|Title||Advancing Reversible Shape Memory by Tuning the Polymer Network Architecture|
|Publication Type||Journal Article|
|Year of Publication||2016|
|Authors||Li, Q, Zhou, J, Vatankhah-Varnoosfaderani, M, Nykypanchuk, D, Gang, O, Sheiko, S|
Because of counteraction of a chemical network and a crystalline scaffold, semicrystalline polymer networks exhibit a peculiar behavior—reversible shape memory (RSM), which occurs naturally without applying any external force and particular structural design. There are three RSM properties: (i) range of reversible strain, (ii) rate of strain recovery, and (iii) decay of reversibility with time, which can be improved by tuning the architecture of the polymer network.

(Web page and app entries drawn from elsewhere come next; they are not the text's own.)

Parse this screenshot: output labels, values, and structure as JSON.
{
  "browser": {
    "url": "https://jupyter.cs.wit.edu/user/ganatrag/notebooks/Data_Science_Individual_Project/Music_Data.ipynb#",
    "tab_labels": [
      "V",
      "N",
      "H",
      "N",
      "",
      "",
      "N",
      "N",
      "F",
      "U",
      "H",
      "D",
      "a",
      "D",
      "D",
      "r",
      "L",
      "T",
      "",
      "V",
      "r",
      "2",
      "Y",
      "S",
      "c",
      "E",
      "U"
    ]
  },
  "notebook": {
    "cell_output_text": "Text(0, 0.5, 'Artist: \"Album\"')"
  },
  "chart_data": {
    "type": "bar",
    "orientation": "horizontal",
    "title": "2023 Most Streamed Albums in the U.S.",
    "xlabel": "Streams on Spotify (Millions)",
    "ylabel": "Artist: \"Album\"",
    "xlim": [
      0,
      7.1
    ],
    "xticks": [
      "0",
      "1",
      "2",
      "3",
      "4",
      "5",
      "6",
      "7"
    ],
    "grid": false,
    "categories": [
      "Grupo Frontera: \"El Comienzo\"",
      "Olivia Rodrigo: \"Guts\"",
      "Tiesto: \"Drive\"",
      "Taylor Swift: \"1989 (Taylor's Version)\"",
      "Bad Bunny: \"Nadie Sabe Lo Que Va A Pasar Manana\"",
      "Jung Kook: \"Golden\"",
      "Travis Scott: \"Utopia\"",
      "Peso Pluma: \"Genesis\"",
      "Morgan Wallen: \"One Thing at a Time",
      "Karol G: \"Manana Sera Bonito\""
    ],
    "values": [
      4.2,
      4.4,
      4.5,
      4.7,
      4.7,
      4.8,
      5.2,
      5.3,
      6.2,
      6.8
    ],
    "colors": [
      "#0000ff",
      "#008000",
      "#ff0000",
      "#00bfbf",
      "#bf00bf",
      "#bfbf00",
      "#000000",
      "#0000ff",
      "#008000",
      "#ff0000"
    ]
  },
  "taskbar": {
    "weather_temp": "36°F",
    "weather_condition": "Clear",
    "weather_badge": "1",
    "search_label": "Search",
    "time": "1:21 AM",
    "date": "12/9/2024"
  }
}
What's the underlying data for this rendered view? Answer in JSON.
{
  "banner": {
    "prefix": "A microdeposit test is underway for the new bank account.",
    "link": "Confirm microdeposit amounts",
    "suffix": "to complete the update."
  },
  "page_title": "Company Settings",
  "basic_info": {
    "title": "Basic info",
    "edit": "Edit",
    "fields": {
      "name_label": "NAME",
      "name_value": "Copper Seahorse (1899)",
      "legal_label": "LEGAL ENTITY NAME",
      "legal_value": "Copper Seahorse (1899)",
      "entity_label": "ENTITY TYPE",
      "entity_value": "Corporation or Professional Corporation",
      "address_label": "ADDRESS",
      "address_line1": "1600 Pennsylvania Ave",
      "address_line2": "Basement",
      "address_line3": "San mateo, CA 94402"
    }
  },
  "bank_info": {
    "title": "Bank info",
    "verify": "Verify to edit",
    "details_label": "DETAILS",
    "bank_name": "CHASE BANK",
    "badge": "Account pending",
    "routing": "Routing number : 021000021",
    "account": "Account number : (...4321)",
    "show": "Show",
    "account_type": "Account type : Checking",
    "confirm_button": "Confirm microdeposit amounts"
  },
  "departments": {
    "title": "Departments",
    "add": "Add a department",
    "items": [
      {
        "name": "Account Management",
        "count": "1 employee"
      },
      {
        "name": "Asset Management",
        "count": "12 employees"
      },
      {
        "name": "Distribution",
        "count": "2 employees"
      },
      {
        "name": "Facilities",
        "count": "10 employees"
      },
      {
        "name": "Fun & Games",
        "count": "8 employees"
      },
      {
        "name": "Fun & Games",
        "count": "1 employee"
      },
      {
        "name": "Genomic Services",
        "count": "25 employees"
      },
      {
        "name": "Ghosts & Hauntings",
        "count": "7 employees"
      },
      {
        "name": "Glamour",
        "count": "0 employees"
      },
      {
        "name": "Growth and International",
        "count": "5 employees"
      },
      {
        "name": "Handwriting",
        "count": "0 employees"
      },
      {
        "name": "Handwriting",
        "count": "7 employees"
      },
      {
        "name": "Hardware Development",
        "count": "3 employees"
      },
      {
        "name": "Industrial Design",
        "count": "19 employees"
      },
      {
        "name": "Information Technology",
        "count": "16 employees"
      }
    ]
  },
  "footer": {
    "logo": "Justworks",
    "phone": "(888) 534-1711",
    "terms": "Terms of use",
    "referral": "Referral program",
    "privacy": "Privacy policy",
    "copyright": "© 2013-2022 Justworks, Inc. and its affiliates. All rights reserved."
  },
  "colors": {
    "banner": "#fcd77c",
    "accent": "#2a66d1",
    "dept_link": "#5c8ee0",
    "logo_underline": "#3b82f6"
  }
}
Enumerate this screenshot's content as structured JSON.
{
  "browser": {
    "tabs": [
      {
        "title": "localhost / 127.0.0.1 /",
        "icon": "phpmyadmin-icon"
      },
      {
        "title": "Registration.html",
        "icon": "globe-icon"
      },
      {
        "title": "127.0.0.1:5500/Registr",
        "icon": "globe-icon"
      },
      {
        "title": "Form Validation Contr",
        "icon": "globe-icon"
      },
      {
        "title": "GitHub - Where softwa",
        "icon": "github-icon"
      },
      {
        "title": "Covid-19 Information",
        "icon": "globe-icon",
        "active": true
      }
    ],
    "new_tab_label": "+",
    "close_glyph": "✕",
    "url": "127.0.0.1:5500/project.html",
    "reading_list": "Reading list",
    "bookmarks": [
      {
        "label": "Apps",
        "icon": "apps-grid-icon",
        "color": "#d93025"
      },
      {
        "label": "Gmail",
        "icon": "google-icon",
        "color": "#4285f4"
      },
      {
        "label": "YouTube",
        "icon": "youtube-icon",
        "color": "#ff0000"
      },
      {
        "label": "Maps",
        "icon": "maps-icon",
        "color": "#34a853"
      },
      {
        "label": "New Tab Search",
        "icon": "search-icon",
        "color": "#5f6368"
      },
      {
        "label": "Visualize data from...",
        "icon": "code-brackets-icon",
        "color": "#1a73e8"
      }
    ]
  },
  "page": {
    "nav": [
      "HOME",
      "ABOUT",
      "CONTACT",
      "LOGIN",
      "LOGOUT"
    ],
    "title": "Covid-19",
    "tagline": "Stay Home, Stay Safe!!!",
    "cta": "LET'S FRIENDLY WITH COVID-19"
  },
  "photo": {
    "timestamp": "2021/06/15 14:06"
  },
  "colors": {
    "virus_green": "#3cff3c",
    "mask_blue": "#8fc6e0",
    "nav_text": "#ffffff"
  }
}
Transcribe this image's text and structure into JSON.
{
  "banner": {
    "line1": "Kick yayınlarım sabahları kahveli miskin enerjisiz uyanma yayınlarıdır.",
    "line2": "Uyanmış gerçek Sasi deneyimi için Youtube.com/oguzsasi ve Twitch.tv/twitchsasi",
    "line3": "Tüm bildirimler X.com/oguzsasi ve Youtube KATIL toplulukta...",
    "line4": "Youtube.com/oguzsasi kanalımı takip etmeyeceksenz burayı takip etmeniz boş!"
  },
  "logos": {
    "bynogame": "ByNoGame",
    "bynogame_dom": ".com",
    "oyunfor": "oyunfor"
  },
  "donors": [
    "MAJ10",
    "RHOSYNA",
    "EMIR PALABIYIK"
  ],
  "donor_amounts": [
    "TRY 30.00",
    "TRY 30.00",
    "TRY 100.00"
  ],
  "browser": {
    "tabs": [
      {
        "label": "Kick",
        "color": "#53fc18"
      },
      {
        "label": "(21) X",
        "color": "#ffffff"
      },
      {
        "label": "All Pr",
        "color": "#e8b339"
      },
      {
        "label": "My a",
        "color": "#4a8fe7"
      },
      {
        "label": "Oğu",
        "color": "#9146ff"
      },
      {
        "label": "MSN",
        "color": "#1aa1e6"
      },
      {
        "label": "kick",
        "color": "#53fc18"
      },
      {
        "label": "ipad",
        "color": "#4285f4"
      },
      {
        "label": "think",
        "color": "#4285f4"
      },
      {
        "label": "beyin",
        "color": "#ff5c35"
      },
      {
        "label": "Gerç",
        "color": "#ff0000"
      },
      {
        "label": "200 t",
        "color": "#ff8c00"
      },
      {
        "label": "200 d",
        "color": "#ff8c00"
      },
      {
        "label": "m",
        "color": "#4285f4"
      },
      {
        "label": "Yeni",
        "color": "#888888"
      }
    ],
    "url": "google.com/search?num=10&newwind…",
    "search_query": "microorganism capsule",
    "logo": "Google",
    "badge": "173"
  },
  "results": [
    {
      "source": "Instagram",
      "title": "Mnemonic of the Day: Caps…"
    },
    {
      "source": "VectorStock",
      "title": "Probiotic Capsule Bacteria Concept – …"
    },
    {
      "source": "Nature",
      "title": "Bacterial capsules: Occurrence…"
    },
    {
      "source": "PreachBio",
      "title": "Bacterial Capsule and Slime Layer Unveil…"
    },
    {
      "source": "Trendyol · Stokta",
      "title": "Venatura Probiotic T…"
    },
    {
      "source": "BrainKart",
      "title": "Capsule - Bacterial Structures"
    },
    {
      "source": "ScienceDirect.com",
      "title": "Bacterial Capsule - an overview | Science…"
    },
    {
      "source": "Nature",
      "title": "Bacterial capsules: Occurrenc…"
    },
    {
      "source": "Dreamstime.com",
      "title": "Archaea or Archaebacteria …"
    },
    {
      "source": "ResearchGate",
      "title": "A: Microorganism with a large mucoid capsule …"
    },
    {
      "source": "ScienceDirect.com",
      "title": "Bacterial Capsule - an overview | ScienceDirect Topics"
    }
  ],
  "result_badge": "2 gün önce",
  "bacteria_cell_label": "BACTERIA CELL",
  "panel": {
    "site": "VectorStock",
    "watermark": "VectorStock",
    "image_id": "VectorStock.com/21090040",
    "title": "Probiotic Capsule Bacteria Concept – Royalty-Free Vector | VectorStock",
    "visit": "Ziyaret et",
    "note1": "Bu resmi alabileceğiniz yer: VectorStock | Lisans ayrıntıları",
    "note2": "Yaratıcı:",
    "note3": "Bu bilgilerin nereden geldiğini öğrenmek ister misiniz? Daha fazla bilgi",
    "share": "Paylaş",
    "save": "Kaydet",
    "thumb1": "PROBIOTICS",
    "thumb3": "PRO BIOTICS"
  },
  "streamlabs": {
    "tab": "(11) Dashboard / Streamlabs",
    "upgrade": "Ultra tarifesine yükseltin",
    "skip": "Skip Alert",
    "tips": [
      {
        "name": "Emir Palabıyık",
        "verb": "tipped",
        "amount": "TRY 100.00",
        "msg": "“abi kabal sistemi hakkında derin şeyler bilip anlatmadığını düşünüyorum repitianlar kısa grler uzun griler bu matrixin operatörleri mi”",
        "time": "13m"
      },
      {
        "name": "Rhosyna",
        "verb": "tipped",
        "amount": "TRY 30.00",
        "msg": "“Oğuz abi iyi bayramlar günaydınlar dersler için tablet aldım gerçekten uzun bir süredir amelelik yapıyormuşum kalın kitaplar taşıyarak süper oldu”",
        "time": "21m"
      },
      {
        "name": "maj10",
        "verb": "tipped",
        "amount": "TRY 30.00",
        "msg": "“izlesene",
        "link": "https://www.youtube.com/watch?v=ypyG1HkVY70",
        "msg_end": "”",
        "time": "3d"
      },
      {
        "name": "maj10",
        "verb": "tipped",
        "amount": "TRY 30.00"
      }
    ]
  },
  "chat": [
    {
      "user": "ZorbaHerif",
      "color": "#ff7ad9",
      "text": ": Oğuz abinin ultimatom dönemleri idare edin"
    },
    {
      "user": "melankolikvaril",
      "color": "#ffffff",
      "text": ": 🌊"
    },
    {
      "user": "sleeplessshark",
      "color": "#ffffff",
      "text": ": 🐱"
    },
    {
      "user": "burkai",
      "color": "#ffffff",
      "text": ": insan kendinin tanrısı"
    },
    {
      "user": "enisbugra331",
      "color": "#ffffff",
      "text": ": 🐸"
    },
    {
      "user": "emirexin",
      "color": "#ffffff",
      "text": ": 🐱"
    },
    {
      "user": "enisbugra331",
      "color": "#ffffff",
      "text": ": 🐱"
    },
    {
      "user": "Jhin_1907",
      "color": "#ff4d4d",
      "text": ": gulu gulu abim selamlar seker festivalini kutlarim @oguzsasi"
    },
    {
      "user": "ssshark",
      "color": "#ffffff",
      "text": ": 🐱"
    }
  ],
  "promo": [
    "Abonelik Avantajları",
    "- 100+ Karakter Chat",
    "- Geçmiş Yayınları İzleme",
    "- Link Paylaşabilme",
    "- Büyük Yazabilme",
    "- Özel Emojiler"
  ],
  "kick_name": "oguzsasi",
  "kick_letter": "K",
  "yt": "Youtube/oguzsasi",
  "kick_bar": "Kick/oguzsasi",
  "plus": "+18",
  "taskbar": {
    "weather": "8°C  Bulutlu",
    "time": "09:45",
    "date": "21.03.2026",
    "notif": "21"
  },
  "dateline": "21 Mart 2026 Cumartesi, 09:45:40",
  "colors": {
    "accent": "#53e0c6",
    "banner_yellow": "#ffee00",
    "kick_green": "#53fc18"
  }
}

Different types of poly(octylene adipate) networks were synthesized, allowing for control of cross-link density and network topology, including randomly cross-linked network by free-radical polymerization, thiol–ene clicked network with enhanced mesh uniformity, and loose network with deliberately incorporated dangling chains. It is shown that the RSM properties are controlled by average cross-link density and crystal size, whereas topology of a network greatly affects its extensibility. We have achieved 80% maximum reversible range, 15% minimal decrease in reversibility, and fast strain recovery rate up to 0.05 K–1, i.e., ca. 5% per 10 s at a cooling rate of 5 K/min.